Hi,
Once I'm in a company I can make myself very useful by analysing, abstracting problems and telling people what they want from each other when they are having discussions and filling any gaps in front-end development. But because I'm no specialist in anything I find it hard to get my foot in the door. I could specialize or qualify in programing more, but I prefer the management and product owner work.
I'm 28, close to finishing my studies in "media and fine art" where I focused on experimental informatics, more precisely news distribution in the internet, interfaces and haptic feedback.
Wherever I worked I joined for some rather low-skill work and quickly become the one to organize at least the conceptual or technical aspects of the project.¹
I freelance doing some custom wordpress sites (those where you do need to write a bit of php) or small web implementations and work in a 3-4 person startup (unfunded, but self-sustaining by side-gigs). At the startup there is not much pay and I do some communications with customers and concept, design and frontend of a cordova/angular app. If this startup succeeds, I will most likely float on top and have a nice job, but not much equity.
Now the question: Where to go from here? The launch date for the first project of the startup is immanent, so I'll see how that performs soon. There is of course a lot of reason for doubt as with any startup, so I plan to look for a better payed job.
Thanks so much for the help!
¹ This way I went from flash animations (a few years back) for our client BMW to writing the specifications for a new outsourced MVP in one company (they offered me to become CTO on paper for the new child-startup, but for laughable pay). In another gig I moved from assistance to technical supervision of a short-film festival sponsored by the german state television.
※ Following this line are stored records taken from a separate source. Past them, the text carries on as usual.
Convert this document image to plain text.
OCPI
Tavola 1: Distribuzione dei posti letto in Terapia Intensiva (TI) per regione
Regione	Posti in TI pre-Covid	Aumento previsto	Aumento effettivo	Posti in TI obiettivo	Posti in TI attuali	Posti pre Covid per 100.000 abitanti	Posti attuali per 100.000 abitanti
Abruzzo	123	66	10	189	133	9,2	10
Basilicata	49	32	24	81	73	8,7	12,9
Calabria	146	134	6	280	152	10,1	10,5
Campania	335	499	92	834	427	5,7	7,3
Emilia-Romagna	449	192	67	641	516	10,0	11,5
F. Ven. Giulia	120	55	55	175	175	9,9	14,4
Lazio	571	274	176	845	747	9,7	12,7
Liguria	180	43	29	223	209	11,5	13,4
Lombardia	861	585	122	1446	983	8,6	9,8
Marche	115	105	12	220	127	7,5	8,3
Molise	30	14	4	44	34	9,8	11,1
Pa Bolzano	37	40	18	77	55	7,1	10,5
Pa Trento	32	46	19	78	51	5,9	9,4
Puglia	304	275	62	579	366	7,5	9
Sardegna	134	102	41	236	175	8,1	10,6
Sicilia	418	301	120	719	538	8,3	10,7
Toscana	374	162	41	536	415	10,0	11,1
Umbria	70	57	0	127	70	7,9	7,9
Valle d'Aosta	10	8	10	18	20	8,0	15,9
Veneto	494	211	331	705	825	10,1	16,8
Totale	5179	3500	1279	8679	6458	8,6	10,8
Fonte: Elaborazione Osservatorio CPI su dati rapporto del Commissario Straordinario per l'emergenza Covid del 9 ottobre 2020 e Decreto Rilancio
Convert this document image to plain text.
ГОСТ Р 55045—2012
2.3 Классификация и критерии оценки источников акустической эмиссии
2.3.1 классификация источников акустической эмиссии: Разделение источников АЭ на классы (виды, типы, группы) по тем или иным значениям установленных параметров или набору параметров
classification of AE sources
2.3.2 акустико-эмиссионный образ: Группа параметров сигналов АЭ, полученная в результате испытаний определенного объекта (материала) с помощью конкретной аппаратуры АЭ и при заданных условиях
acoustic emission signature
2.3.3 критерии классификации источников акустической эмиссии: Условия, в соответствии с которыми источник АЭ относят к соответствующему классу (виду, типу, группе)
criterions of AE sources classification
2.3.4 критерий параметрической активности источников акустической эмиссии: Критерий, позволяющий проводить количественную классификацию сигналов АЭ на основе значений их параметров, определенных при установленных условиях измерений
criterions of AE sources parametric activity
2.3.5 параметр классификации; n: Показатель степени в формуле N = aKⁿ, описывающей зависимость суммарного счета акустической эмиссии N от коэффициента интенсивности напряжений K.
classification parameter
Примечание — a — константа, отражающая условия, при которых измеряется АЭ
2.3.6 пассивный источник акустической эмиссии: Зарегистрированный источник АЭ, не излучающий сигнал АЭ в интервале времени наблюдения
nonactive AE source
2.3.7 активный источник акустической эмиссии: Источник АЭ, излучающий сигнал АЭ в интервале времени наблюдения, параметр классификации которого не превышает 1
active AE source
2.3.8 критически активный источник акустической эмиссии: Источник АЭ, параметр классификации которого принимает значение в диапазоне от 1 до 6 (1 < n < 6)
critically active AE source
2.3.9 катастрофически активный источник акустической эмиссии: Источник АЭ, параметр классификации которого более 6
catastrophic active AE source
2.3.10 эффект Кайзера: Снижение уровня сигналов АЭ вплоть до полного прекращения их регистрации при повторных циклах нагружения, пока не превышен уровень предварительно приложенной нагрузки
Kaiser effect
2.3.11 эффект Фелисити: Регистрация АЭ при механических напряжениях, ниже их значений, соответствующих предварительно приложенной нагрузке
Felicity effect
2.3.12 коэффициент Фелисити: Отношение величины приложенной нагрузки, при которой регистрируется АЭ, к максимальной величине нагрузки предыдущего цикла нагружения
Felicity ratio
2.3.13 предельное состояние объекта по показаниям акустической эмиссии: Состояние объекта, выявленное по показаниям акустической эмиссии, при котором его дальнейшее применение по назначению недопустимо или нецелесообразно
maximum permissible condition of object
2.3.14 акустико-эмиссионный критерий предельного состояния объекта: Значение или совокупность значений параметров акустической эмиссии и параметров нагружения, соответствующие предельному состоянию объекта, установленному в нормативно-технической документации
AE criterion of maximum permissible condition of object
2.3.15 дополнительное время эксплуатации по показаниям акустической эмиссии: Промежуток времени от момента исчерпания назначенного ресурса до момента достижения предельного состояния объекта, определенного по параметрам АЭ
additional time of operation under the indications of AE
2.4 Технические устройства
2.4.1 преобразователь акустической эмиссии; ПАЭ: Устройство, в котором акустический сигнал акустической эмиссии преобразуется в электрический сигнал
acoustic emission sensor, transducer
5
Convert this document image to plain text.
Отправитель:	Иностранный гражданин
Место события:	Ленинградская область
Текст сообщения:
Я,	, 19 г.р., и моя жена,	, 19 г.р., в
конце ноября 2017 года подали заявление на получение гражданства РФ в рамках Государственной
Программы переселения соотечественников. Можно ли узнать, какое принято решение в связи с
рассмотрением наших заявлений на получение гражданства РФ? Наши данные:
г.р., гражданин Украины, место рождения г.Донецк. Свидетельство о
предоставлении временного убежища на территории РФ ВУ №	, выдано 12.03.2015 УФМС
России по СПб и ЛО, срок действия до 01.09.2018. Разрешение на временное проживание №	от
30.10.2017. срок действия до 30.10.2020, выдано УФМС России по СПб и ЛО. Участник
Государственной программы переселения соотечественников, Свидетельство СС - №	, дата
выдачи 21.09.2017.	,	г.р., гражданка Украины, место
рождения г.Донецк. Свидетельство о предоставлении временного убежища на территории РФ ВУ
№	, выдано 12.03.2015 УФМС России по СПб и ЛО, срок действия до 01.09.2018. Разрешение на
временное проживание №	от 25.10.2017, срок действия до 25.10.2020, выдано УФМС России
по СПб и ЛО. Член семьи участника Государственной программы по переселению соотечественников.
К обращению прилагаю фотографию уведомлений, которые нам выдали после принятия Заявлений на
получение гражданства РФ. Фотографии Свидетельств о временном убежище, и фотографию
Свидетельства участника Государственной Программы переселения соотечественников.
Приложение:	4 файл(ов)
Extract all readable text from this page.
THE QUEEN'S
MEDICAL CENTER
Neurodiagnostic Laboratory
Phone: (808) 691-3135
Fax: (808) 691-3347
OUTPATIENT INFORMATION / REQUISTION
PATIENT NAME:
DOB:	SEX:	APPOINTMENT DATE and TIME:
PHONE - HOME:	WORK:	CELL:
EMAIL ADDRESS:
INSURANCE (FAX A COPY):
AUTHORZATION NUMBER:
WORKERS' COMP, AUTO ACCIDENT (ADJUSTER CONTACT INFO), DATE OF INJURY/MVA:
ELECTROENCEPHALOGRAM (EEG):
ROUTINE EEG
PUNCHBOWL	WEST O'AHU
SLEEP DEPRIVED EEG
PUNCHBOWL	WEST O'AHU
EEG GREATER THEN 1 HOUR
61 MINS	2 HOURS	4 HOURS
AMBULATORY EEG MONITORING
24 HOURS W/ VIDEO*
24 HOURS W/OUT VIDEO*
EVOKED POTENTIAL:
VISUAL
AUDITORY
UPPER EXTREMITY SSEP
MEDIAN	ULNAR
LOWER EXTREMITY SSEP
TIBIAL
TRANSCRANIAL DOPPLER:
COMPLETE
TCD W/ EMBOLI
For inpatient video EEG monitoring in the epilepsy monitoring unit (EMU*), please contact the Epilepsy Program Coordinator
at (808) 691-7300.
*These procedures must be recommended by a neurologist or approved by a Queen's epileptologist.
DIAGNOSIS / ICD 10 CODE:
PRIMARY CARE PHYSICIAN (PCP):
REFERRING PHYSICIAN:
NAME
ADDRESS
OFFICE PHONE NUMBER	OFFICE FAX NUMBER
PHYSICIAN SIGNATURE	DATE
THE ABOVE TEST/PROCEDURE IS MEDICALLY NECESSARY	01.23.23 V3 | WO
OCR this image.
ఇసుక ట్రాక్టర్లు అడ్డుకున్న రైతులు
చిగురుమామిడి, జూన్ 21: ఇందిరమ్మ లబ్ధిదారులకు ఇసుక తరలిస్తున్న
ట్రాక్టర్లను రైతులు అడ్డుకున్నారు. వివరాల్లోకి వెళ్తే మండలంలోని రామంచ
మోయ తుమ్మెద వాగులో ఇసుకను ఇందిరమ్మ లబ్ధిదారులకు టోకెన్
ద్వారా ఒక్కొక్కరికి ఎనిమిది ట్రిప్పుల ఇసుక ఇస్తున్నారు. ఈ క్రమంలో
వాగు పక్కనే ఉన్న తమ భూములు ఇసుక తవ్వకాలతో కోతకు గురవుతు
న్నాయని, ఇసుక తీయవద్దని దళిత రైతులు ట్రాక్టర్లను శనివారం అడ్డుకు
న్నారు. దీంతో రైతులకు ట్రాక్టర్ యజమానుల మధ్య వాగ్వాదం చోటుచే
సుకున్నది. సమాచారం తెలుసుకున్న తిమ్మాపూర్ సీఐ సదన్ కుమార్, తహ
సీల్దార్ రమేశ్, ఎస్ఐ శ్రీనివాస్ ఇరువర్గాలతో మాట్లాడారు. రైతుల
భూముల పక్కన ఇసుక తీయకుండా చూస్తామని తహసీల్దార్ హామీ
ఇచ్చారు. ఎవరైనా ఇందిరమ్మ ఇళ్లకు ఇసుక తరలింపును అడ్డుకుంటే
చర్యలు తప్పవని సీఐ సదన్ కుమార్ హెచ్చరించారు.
1) You've already started your career.
2) Companies (generally) don't hire "generalists". They hire people to solve their particular problems. You need to show why you're the right person to solve company X's problems.
3) Sounds like you're headed toward a product manager or program manager role, but need some more credentials to command that at legit companies. Starting in technical management is a good place. Learn an industry really, really well and then look into product manager roles.